In Maths, HCF means the Highest Common Factor. When finding the factors of two or more numbers, some numbers are found to be common. The greatest factor found from the common factors is called the HCF. Sometimes, it is also called the greatest common factor.
Mention the different methods to calculate the HCF of numbers?
The two most common methods to find the HCF of the given numbers are:
Prime Factorization Method
Division Method
How to calculate the HCF of 3 numbers?
The procedure to find the HCF of 3 numbers is:
Step 1: Find the HCF of any two given numbers
Step 2: Now, find the HCF of the remaining number and the result obtained from step 1.
Step 3: The HCF of the 3 numbers is the result obtained from step 2.
How to find the HCF of the numbers?
Step 1: Write down each number as the product of its prime factors.
Step 2: Now, list down the common factors from the given numbers.
Step 3: The largest number, which is found in the common factors is the HCF of the given numbers.
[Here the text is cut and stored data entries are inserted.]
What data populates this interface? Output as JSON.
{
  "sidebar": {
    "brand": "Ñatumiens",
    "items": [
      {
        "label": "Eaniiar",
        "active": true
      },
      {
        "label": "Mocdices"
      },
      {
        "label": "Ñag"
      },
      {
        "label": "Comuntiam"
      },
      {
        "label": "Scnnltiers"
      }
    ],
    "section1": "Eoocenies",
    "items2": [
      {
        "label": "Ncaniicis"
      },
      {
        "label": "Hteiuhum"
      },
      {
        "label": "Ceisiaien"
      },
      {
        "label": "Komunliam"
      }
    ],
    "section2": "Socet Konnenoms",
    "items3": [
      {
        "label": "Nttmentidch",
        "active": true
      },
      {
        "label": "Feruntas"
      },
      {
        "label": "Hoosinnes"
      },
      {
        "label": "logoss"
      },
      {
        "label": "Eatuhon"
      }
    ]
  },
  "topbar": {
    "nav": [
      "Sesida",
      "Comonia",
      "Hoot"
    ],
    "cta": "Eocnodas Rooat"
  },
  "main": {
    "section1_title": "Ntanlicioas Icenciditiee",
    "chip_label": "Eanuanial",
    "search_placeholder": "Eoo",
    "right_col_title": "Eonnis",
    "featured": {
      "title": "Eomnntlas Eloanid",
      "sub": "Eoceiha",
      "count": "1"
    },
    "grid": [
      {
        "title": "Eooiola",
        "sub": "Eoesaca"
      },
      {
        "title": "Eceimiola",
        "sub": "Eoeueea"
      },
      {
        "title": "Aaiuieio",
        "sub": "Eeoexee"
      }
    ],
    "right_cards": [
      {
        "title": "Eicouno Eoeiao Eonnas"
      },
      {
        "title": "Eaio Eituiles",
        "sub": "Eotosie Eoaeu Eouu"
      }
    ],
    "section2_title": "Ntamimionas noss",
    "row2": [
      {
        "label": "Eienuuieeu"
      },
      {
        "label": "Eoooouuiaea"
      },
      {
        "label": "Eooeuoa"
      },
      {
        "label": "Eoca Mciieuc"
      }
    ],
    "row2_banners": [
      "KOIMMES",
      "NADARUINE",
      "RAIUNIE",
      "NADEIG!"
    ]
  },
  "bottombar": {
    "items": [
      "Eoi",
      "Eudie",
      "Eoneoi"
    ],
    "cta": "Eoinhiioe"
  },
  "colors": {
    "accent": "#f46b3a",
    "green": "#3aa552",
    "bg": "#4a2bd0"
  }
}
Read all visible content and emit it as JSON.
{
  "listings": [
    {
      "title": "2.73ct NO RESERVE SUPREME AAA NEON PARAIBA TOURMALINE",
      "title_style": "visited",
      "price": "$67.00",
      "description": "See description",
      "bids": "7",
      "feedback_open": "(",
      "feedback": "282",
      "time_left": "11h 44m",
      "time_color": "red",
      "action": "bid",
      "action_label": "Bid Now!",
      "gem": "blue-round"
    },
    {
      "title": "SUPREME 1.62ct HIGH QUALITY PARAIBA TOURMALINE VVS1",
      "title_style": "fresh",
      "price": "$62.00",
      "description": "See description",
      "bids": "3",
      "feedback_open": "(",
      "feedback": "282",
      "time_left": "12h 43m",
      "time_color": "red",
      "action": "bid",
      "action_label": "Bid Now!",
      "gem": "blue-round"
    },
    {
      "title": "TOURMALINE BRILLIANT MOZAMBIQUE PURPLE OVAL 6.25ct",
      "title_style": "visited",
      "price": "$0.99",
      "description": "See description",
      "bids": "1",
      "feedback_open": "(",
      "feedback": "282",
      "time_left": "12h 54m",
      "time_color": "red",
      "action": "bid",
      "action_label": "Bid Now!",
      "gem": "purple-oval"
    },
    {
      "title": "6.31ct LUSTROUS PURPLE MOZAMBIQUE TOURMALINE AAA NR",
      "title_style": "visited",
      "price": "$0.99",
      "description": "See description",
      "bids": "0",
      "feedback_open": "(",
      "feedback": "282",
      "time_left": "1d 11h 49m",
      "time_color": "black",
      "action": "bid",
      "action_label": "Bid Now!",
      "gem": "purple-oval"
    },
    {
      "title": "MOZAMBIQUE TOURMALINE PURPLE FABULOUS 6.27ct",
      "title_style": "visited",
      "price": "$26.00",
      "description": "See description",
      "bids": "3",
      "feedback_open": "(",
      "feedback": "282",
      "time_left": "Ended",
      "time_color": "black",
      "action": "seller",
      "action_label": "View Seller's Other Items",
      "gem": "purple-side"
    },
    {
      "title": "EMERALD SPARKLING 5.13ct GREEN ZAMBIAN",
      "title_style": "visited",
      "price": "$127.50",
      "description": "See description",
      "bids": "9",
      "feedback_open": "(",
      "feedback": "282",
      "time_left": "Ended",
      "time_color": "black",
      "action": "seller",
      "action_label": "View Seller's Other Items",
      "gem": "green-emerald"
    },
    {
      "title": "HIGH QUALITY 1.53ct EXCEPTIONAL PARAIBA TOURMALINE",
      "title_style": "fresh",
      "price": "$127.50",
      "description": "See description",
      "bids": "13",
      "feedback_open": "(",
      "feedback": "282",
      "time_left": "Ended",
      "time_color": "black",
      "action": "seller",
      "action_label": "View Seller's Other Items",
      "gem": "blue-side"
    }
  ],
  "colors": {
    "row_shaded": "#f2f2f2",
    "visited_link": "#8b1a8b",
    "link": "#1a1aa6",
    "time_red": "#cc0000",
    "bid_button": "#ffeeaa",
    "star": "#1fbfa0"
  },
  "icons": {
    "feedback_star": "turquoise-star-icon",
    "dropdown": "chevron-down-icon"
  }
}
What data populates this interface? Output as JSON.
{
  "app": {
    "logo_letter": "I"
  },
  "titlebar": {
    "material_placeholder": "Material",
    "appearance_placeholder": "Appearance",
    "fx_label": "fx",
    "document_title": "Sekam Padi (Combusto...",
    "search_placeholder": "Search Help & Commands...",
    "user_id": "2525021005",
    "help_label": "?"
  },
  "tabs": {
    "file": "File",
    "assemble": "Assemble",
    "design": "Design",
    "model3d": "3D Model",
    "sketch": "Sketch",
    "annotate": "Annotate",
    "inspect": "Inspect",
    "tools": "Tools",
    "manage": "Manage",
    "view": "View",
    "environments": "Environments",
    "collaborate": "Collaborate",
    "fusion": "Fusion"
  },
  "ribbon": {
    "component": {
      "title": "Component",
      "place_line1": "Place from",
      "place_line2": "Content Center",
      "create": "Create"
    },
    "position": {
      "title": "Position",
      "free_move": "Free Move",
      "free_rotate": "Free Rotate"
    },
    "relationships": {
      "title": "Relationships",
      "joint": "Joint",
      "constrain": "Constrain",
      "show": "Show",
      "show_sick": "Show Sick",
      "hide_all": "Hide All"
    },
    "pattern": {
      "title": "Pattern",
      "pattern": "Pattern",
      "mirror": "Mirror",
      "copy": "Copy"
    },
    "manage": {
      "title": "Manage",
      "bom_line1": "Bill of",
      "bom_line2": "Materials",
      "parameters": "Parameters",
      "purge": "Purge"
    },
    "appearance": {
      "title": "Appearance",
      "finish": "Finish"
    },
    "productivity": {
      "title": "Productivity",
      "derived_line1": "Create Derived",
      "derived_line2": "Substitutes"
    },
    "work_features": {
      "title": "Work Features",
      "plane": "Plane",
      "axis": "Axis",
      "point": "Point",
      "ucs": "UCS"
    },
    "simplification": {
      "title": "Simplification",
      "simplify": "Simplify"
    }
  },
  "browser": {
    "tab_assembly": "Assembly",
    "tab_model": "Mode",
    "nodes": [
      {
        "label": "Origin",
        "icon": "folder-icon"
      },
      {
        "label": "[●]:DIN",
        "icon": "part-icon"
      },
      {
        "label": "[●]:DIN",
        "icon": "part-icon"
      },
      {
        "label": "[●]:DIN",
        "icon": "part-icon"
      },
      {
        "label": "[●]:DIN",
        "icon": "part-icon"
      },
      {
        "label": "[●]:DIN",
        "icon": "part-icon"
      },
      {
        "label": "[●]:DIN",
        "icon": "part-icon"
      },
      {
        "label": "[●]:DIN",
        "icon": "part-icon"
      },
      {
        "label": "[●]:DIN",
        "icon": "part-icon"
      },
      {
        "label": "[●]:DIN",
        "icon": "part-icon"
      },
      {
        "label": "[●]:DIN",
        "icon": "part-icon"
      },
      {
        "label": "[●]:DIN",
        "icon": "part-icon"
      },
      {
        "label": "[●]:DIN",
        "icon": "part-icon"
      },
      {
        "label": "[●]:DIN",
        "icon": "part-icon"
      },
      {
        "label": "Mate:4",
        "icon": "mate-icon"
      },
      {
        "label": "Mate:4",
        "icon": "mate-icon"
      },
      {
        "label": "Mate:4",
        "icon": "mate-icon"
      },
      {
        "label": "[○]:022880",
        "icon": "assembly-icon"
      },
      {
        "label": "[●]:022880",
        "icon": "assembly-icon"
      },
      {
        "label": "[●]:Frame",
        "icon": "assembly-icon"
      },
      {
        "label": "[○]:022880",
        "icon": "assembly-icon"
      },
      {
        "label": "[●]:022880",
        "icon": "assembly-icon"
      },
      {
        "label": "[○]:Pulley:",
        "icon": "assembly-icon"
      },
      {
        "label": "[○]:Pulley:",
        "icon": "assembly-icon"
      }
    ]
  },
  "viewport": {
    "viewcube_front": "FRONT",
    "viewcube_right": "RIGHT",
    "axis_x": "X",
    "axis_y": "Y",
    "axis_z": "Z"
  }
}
What is the HCF of 20 and 34?
The prime factors of 20 are 1x 2x 2 x5
The prime factors of 34 are 1x 2 x 17
Here, 2 is the common factor obtained from both numbers. Hence, the HCF of 20 and 34 is 2.
H C F MATHs
Find the highest common factor of the following number 18 and 48
Factors of 18 = 1, 2, 3, 6, 9
Factors of 48 = 1, 2, 3, 4, 6, 8, 12, 16, 24
HCF of 18 and 48 = 6